Willie spoke first. Puffing at the pipe he had just lit, he glanced up at Otto.

“Well, and what is your opinion of our fair friend now?” he asked.

“My opinion is that she is a thief, and a very daring, if not a very skillful, one. Those earrings were pearls and rubies, real ones, very old-fashioned, but worth something.”

“And you don’t think they may have been given to her?”

“My dear fellow, look at the story. Is there anything to blush about in the fact of receiving a present from an old man and his old daughter? Yet, undoubtedly, she did blush. Then look at the improbability of the thing. The Bostals are as poor as church mice. Would they have such a thing as these earrings? Well, perhaps they might have. But would they give them away? The old man might, infatuated with her pretty face, but not the starchy, elderly-young lady.”
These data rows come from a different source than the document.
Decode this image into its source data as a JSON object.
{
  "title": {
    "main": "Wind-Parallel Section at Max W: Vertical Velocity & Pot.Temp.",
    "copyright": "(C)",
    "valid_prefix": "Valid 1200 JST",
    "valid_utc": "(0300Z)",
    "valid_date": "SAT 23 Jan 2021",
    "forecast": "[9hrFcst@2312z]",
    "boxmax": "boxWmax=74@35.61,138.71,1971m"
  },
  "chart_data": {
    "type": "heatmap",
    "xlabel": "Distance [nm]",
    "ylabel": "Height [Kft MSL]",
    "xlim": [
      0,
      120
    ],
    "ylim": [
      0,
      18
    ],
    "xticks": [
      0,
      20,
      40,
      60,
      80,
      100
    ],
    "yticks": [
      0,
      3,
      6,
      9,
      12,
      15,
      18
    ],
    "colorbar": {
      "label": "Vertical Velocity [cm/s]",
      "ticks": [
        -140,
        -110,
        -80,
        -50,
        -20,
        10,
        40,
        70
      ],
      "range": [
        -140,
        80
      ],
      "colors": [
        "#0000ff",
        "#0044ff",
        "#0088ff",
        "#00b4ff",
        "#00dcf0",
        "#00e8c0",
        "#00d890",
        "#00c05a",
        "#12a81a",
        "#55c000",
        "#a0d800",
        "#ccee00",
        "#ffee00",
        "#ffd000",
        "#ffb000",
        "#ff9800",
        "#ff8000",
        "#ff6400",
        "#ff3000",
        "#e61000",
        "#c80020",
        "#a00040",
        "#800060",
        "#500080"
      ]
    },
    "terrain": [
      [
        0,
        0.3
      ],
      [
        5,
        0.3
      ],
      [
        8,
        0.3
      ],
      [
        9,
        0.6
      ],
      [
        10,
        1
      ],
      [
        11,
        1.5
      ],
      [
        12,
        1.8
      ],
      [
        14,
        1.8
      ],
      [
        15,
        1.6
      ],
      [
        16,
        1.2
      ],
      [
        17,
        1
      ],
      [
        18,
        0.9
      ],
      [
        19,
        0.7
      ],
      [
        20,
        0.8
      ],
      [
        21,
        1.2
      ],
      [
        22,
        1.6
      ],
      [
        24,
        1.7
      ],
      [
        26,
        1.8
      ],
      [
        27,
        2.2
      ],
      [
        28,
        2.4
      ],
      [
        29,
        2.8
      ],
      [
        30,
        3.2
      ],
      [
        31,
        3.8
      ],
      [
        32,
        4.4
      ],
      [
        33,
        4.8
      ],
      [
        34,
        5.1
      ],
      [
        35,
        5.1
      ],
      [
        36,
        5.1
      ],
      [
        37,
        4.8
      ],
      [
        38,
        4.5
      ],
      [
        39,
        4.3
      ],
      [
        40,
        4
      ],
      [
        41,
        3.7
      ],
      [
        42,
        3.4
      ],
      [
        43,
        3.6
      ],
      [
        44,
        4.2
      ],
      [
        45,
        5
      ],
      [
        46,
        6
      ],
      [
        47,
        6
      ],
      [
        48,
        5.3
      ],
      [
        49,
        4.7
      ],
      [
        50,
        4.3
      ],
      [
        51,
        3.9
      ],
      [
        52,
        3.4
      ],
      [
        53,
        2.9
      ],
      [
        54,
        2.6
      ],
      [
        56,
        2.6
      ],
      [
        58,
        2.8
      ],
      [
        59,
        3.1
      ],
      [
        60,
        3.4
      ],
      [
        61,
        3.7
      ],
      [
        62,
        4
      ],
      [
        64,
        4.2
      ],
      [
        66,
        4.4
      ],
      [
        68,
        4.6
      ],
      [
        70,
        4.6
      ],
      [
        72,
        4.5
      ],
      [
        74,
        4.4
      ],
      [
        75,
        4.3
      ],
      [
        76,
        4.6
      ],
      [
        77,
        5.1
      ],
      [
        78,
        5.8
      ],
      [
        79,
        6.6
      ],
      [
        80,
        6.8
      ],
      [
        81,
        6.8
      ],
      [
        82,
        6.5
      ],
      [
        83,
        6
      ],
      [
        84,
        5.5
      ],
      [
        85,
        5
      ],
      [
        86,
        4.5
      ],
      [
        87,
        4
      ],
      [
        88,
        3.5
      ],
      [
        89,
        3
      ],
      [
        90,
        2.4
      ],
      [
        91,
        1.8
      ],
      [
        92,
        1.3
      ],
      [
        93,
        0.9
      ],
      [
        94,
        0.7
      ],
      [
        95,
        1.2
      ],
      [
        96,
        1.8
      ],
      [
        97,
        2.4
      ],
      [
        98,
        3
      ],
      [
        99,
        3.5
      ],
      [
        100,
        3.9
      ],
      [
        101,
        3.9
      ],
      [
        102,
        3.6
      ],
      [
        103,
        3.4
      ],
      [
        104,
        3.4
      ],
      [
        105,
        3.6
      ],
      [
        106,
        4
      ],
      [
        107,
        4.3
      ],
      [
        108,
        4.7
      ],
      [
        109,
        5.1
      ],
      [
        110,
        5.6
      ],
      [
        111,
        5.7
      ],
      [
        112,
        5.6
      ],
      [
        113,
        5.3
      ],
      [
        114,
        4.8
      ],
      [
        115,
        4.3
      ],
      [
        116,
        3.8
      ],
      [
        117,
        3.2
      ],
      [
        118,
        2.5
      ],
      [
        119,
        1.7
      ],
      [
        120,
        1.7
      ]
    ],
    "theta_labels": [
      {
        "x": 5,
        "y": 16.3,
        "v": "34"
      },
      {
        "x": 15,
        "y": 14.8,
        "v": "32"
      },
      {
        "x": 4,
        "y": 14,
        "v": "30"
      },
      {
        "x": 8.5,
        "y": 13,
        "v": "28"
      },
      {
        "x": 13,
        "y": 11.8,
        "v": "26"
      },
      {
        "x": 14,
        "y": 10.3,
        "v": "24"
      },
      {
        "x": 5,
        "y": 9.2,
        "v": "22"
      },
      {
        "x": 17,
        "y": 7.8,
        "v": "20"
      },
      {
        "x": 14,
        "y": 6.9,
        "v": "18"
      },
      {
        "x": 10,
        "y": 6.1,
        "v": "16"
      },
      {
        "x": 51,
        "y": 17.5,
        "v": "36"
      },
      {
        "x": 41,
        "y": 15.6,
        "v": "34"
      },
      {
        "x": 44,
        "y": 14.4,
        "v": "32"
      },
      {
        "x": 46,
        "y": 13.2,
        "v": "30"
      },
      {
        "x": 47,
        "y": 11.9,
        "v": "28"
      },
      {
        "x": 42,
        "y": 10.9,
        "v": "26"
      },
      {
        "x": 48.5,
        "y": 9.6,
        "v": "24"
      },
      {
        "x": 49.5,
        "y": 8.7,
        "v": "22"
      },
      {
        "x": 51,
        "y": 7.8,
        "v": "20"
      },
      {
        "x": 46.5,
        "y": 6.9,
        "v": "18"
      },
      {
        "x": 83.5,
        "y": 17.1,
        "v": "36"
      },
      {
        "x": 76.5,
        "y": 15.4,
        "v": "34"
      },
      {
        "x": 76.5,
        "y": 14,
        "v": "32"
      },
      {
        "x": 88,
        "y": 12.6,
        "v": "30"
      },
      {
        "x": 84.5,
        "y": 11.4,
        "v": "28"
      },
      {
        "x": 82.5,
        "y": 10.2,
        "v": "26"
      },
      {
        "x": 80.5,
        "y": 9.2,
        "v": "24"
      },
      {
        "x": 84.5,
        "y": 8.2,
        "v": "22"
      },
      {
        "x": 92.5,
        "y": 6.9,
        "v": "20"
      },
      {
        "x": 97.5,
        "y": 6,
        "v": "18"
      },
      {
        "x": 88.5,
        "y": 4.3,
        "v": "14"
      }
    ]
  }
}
“You had better not tell Clifford what you think.”

“I don’t mean to. But I mean to try to save him from this entanglement; and in order to carry out my plan, he must not suspect that I have one. He won’t say much about her, you bet; he will be afraid of our raillery. And we shall say no more than he does. And, of course, if he asks me my opinion about the earrings, I shall say they were worthless. See?”

Willie nodded. He no longer bore Clifford malice for cutting him out; he was only too thankful that he had been himself saved from a deep tumble into the same pitfall.

It was about a fortnight after the return to town of the three friends that there drove up to the Blue Lion, one bitter evening, a hired dog-cart from Stroan, in which sat a gentleman who told the landlord that he was on the way to Courtstairs, but that he found the weather too severe, and should be glad to put up at the inn until the following morning. He was a pleasant, talkative young fellow, and George Claris, who had been growing rather moody and reserved of late, thawed under the influence of the stranger’s genial manners, and passed the evening smoking and talking by the fire in the little bar-parlor. Only once in the course of the evening did he catch sight of Nell.

She was passing through the passage on her way upstairs, and she appeared at the door of the room for an instant only, to give a message to her uncle. As she stood there, the young man took occasion to mention that he must try to push on to-morrow, as he was carrying property of some value for a firm in whose employment he was, which was expected by another firm to whom he was commissioned.